「お前、体が変だぞ。病院行きなよ」先輩記者からの決定的な一言
だが、むくみはその後も一向に引かない。酷暑は過ぎたのに、疲れはたまる一方だった。やがて、外見にも変化が表れる。顔と手の甲が腫れぼったくなり、赤みを帯びてきた。さらに、体を動かすと腰や膝が痛い。歩くとすぐに息切れするようになった。晩秋の月だった。
上司や同僚に心配され始めたのもこのころからだ。そして年末、先輩記者と会社で擦れ違った時、決定的な一言をかけられた。
「お前、体が変だぞ。病院行きなよ」
むくみは日々、ひどくなっていく。それでも「忘年会続きの肥満」と自己診断し、炭水化物を抜くダイエットを始めた。偉丈夫を信じ、周囲の心配と忠告に耳を傾けなかったのだ。

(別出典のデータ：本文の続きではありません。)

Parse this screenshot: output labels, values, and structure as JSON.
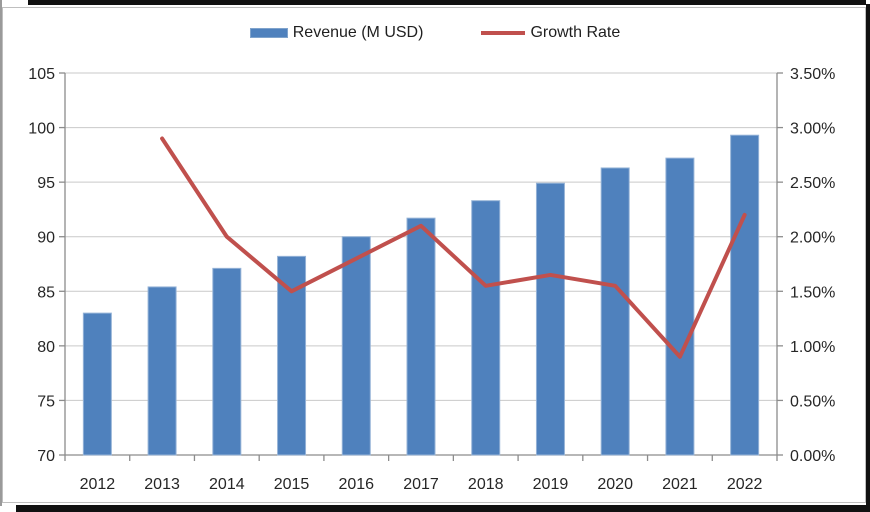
{
  "legend": {
    "items": [
      {
        "label": "Revenue (M USD)",
        "swatch": "bar"
      },
      {
        "label": "Growth Rate",
        "swatch": "line"
      }
    ]
  },
  "colors": {
    "bar_fill": "#4F81BD",
    "bar_border": "#95B3D7",
    "line": "#C0504D",
    "gridline": "#C9C9C9",
    "axis": "#8C8C8C",
    "label": "#262626"
  },
  "chart_data": {
    "type": "bar",
    "subtype": "combo-bar-line",
    "title": "",
    "grid": true,
    "legend_position": "top",
    "categories": [
      "2012",
      "2013",
      "2014",
      "2015",
      "2016",
      "2017",
      "2018",
      "2019",
      "2020",
      "2021",
      "2022"
    ],
    "series": [
      {
        "name": "Revenue (M USD)",
        "type": "bar",
        "axis": "left",
        "values": [
          83.0,
          85.4,
          87.1,
          88.2,
          90.0,
          91.7,
          93.3,
          94.9,
          96.3,
          97.2,
          99.3
        ]
      },
      {
        "name": "Growth Rate",
        "type": "line",
        "axis": "right",
        "unit": "%",
        "values": [
          null,
          2.9,
          2.0,
          1.5,
          1.8,
          2.1,
          1.55,
          1.65,
          1.55,
          0.9,
          2.2
        ]
      }
    ],
    "left_axis": {
      "min": 70,
      "max": 105,
      "step": 5,
      "tick_labels": [
        "70",
        "75",
        "80",
        "85",
        "90",
        "95",
        "100",
        "105"
      ]
    },
    "right_axis": {
      "min": 0,
      "max": 3.5,
      "step": 0.5,
      "tick_labels": [
        "0.00%",
        "0.50%",
        "1.00%",
        "1.50%",
        "2.00%",
        "2.50%",
        "3.00%",
        "3.50%"
      ]
    }
  }
}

明けて2017年元日、久々に川崎市の自宅に一時帰宅した。体重は増え続け、妻からも病院行きを強く促されたが、ダイエットをしていることを理由に突っぱねた。体の異変を認めつつ、病院に行くことが怖かったのだ。
75キロだった体重が100キロを超えていた
1月31日。むくみはいよいよひどくなり、特に下半身は尋常でなかった。睾丸が「たぬきの置物」のそれのように腫れ上がり、太ももは2倍近くになった。体中が痛い。膝の裏は、皮膚がズボンと擦れて水が染み出るようになっていた。息切れもひどく、50メートルほど歩くと立ち止まって息を整えた。それでも職場では平静を装い、沖縄に飛んだ。プロ野球、中日ドラゴンズの担当となり、気合がみなぎっていた。
が、そこでの日々は――。
沖縄県中部、北谷公園野球場(北谷町)での1軍キャンプの取材は“地獄”だった。練習の合間に移動中の選手を追いかけて話を聞くのだが、ついて行けないのだ。他社の記者に助けを仰ぎ、球団広報に「早く病院に行ってください」と心配される始末だった。

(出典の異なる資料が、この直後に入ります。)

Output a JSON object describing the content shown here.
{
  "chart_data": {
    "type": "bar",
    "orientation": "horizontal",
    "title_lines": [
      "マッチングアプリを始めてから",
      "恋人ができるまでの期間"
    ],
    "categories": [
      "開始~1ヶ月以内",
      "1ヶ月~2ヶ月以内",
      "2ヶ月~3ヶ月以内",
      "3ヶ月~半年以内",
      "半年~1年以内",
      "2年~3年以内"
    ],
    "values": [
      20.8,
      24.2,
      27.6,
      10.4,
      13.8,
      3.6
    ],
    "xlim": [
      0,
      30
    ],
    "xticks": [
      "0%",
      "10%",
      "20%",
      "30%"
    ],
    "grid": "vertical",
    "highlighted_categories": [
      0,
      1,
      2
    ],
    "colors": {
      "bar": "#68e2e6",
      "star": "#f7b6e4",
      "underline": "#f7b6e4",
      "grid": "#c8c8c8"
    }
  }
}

ホテルに戻って体重計に乗ると、以前は75キロだった体重が100キロを超えていた。腎臓病であることは、疑う余地がなかった。慢性腎臓病が進むと、体にむくみが表れるのだ。それはまず顔と足に出やすい。すねや足の甲、目の周りに腫れが見られたら「黄信号」。体の複数箇所がむくむのは「赤信号」。